Raja Muthupandi

Personal information
- Born: 12 January 2000 (age 26) Kovilpatti, Tamil Nadu, India

Sport
- Sport: Weightlifting
- Weight class: 65 kg

Medal record
Men's weightlifting
Representing India
Commonwealth Games
| Silver medal – second place | 2026 Glasgow | 65 kg |
Commonwealth Championships
| Silver medal – second place | 2025 Ahmedabad | 65 kg |

= Muthupandi Raja =

Indian weightlifter (born 2000)

Raja Muthupandi (born 12 January 2000) is an Indian weightlifter. He won the silver medal in the men's 65 kg category at the 2026 Commonwealth Games.

==Early life==
Raja was born on 12 January 2000 in Kovilpatti in Thoothukudi district of Tamil Nadu. His father was a daily wage worker. Raja was introduced to weightlifting at the age of 12. In 2014, he started training at a training center run by the Sports Authority of India. He has been coached by Vijay Sharma since 2016. He is employed by the Indian Railways since 2018.

==Career==
Raja was part of the Indian contingent for the 2018 Commonwealth Games held in Gold Coast, Queensland. In the 62 kg event, he finished sixth with a total lift of 266 kg including 116 kg in snatch and 150 kg in clean & jerk. He suffered a ligament tear in his right elbow during the 2019 Commonwealth Weightlifting Championships that required surgery.

Raja returned to competing in the 2021 National Championships, and won a bronze medal. However, he failed to qualify for the 2022 Commonwealth Games due to his third place finish in the national event. In the 2024 National Championships, he won the gold medal and set several national records in the men's 61 kg category with a total lift of 289 kg including 124 kg in snatch and 165 kg in clean & jerk.

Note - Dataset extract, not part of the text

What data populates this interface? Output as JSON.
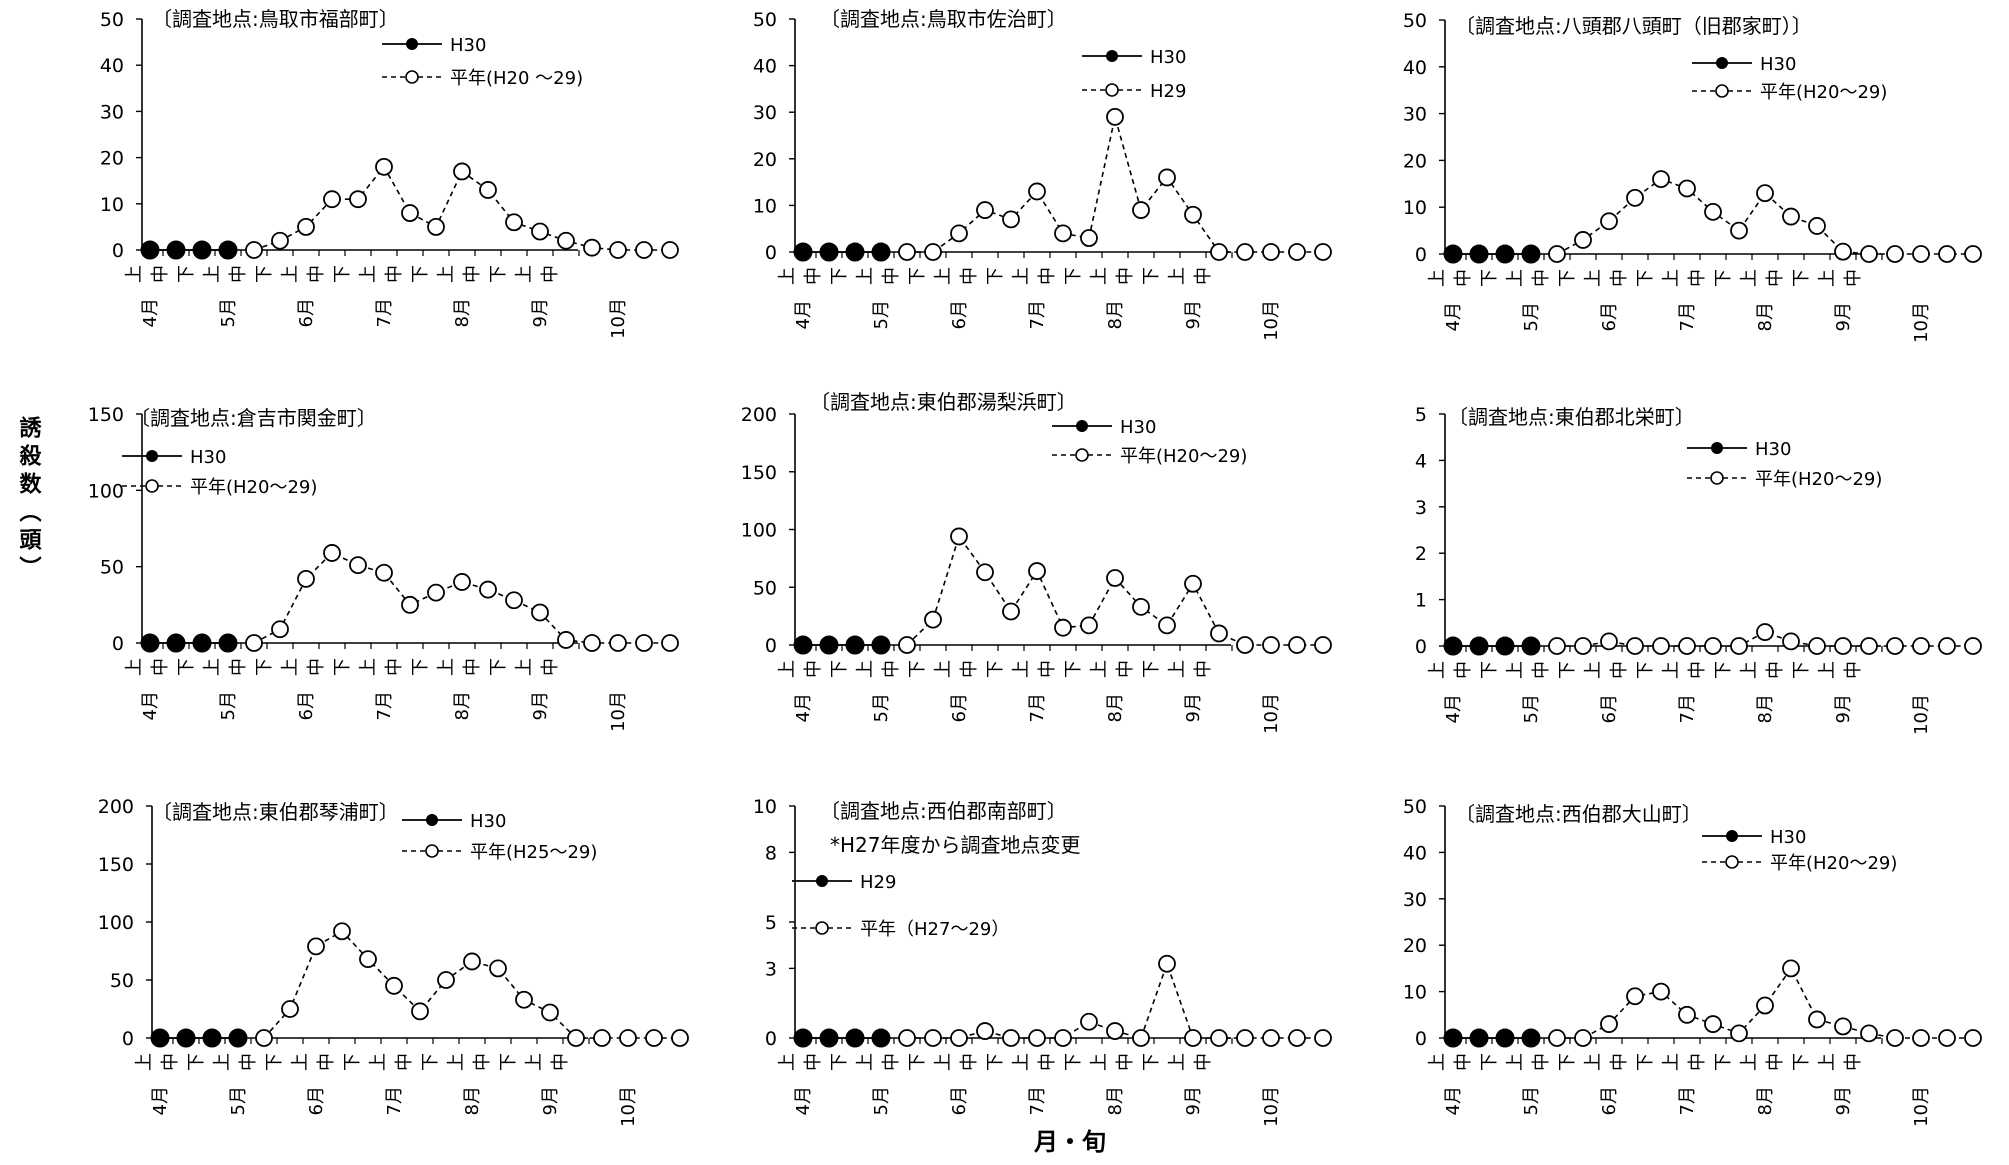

In the 2025 Commonwealth Weightlifting Championships at Ahmedabad, Raja won the silver medal in the 65 kg category with a personal best lift of 296 kg. In the 2025 World Weightlifting Championships in Førde, Norway, he finished ninth with a total lift of 299 kg. In the 2026 National Championships, he won the gold medal in the 65 kg category with a new national record of 302 kg including 130 kg in snatch and 172 kg in clean & jerk.

Raja was part of the Indian contingent for the 2026 Commonwealth Games held in Glasgow. In the 65 kg event, he won the silver medal with a total lift of 286 kg. In snatch, he cleared 126 kg in his second attempt, before failing to lift 129 kg in his third and final attempt. In clean & jerk, he cleared 160 kg in his second attempt, and failed to lift 170 kg in his third and final attempt.